Max Weber’s The Protestant Ethic and the Spirit of Capitalism attempts to dig into why Capitalism had taken off more with Protestants than Catholics or other religious groups in the nineteenth century. His conclusion that it is the belief systems of Protestant that made them ideal counterparts to the growth of capitalism. The desire for progress, the love of hard work for its own sake, orderliness, and several other characteristics helped the Protestants of northwestern Europe and the Americas become successful. Along with these things came the reality that for many of them the money was not the purpose for work, it was rather the natural outcome of people dedicated (or called) to their work.

While I have no doubt that the Protestant work ethic played into the building of these economies, Polanyi’s points about markets and capitalism need to be weighed against Weber’s thesis. Polanyi saw the success of markets (and capitalism in general) as a false narrative propped up by those whose interests it served and did not think that religion played into it at all. As I am weighing the two views together it is almost as if the protestants were duped into working hard for those who were actually making all the money, which is pretty much what Marx saw when he looked at the same history as Weber. I am not about to argue that Marx was right that “religion is the opiate of the masses,” but it does seem that he was on to something there. To Weber’s point though, the protestants did not care if they were being duped, they were working to honor God and family and that work was a reward unto itself.

It seems that in my little community’s attitudes are shifting among those in the generation following mine. There is less of a sense that hard work is its own reward and more of a desire to find work that is rewarding and meaningful. This shift was starting to happen as I grew up, but it had not found a full footing in our working class town yet. Now that the mills have shutdown and the shipyard is hiring fewer people the work a person does seems less predestined and almost limitless. I wonder if the rise of decentralized work is going to see the demise of the part of protestant work ethic that caused us to value the work for itself and not its reward. The shift toward finding work that is fulfilling rather than just time consuming feels like an appropriate evolution of the protestant work ethic and probably where we should have headed a long time ago.

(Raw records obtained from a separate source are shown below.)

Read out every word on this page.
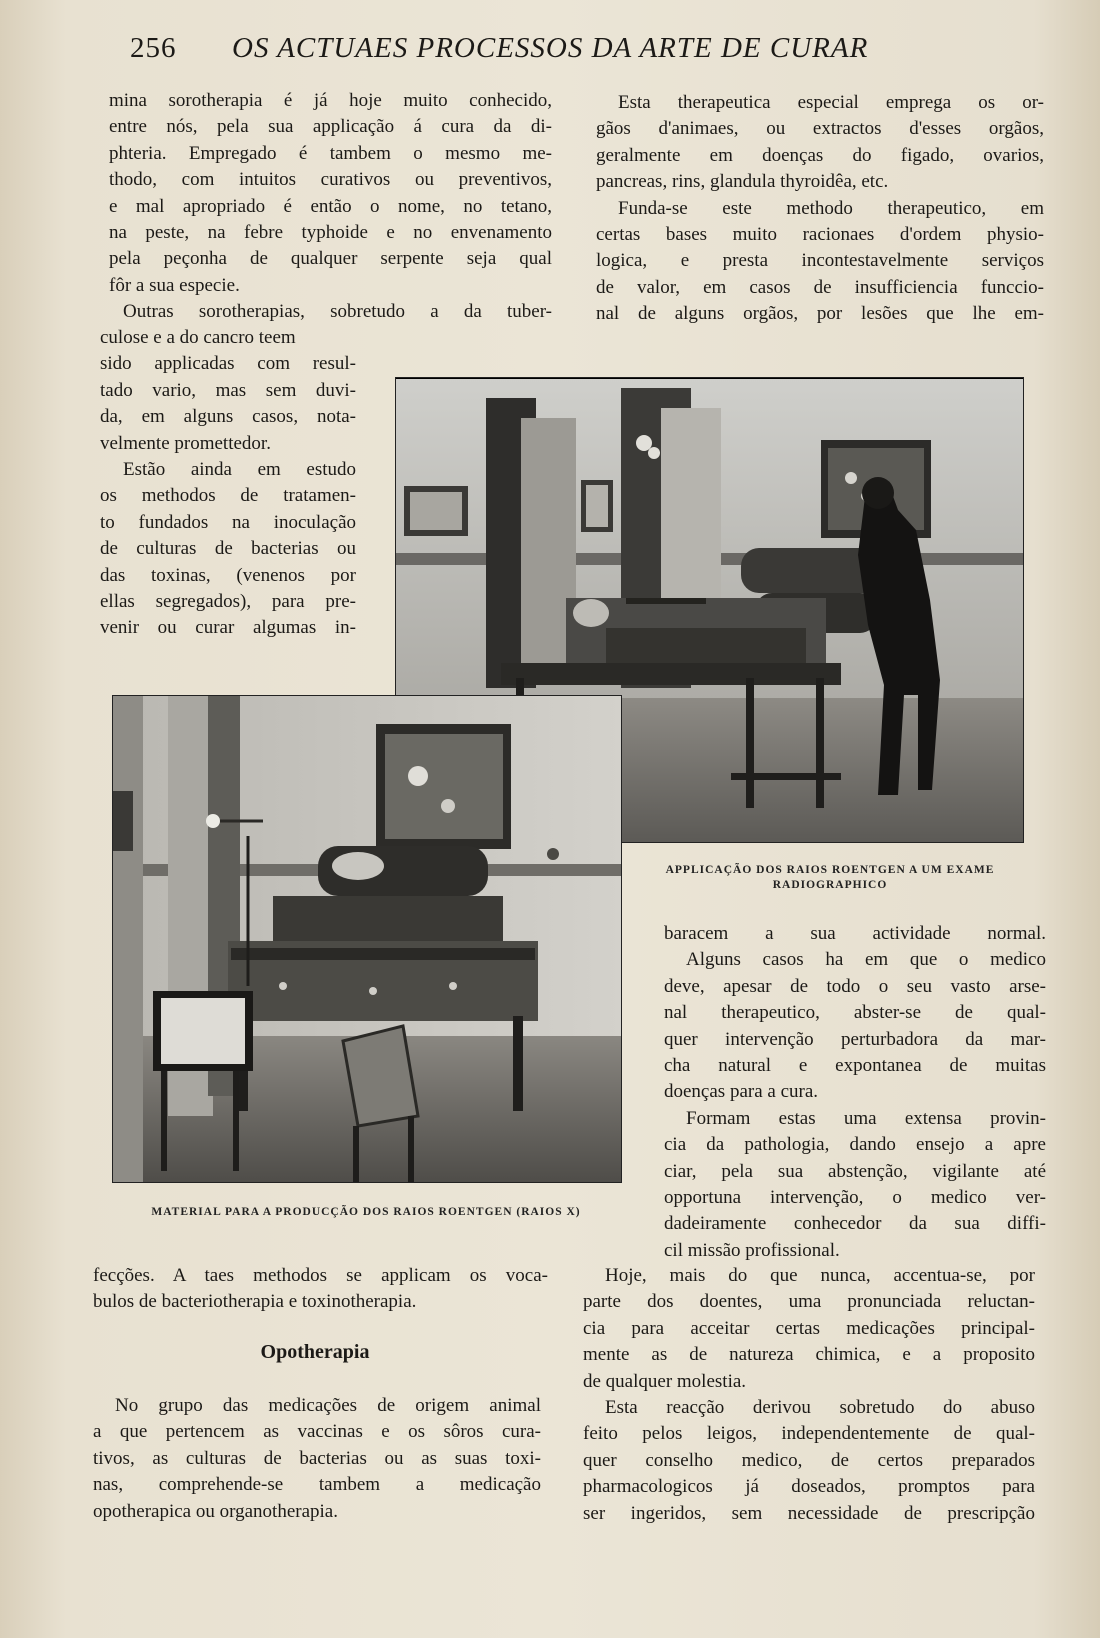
256 OS ACTUAES PROCESSOS DA ARTE DE CURAR
mina sorotherapia é já hoje muito conhecido,
entre nós, pela sua applicação á cura da di-
phteria. Empregado é tambem o mesmo me-
thodo, com intuitos curativos ou preventivos,
e mal apropriado é então o nome, no tetano,
na peste, na febre typhoide e no envenamento
pela peçonha de qualquer serpente seja qual
fôr a sua especie.
Outras sorotherapias, sobretudo a da tuber-
culose e a do cancro teem
sido applicadas com resul-
tado vario, mas sem duvi-
da, em alguns casos, nota-
velmente promettedor.
Estão ainda em estudo
os methodos de tratamen-
to fundados na inoculação
de culturas de bacterias ou
das toxinas, (venenos por
ellas segregados), para pre-
venir ou curar algumas in-
Esta therapeutica especial emprega os or-
gãos d'animaes, ou extractos d'esses orgãos,
geralmente em doenças do figado, ovarios,
pancreas, rins, glandula thyroidêa, etc.
Funda-se este methodo therapeutico, em
certas bases muito racionaes d'ordem physio-
logica, e presta incontestavelmente serviços
de valor, em casos de insufficiencia funccio-
nal de alguns orgãos, por lesões que lhe em-
APPLICAÇÃO DOS RAIOS ROENTGEN A UM EXAME
RADIOGRAPHICO
MATERIAL PARA A PRODUCÇÃO DOS RAIOS ROENTGEN (RAIOS X)
baracem a sua actividade normal.
Alguns casos ha em que o medico
deve, apesar de todo o seu vasto arse-
nal therapeutico, abster-se de qual-
quer intervenção perturbadora da mar-
cha natural e expontanea de muitas
doenças para a cura.
Formam estas uma extensa provin-
cia da pathologia, dando ensejo a apre
ciar, pela sua abstenção, vigilante até
opportuna intervenção, o medico ver-
dadeiramente conhecedor da sua diffi-
cil missão profissional.
fecções. A taes methodos se applicam os voca-
bulos de bacteriotherapia e toxinotherapia.
Opotherapia
No grupo das medicações de origem animal
a que pertencem as vaccinas e os sôros cura-
tivos, as culturas de bacterias ou as suas toxi-
nas, comprehende-se tambem a medicação
opotherapica ou organotherapia.
Hoje, mais do que nunca, accentua-se, por
parte dos doentes, uma pronunciada reluctan-
cia para acceitar certas medicações principal-
mente as de natureza chimica, e a proposito
de qualquer molestia.
Esta reacção derivou sobretudo do abuso
feito pelos leigos, independentemente de qual-
quer conselho medico, de certos preparados
pharmacologicos já doseados, promptos para
ser ingeridos, sem necessidade de prescripção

Perhaps this is the direction the Pietists, Methodists, Puritans, and Calvinists were heading in the first place and it was simply not possible given the limited types of work available in a particular area. I do wonder what this means for how “grunt” work gets done, it is not really meaningful or rewarding, but it does need to be done.

Weber’s book more than anything fills me with questions about the past and the future and culture and how this works into our attitudes about each other. I have no answers, but life is found more in the questions than the answers and perhaps that is the real value of Weber’s work, at least for me right now.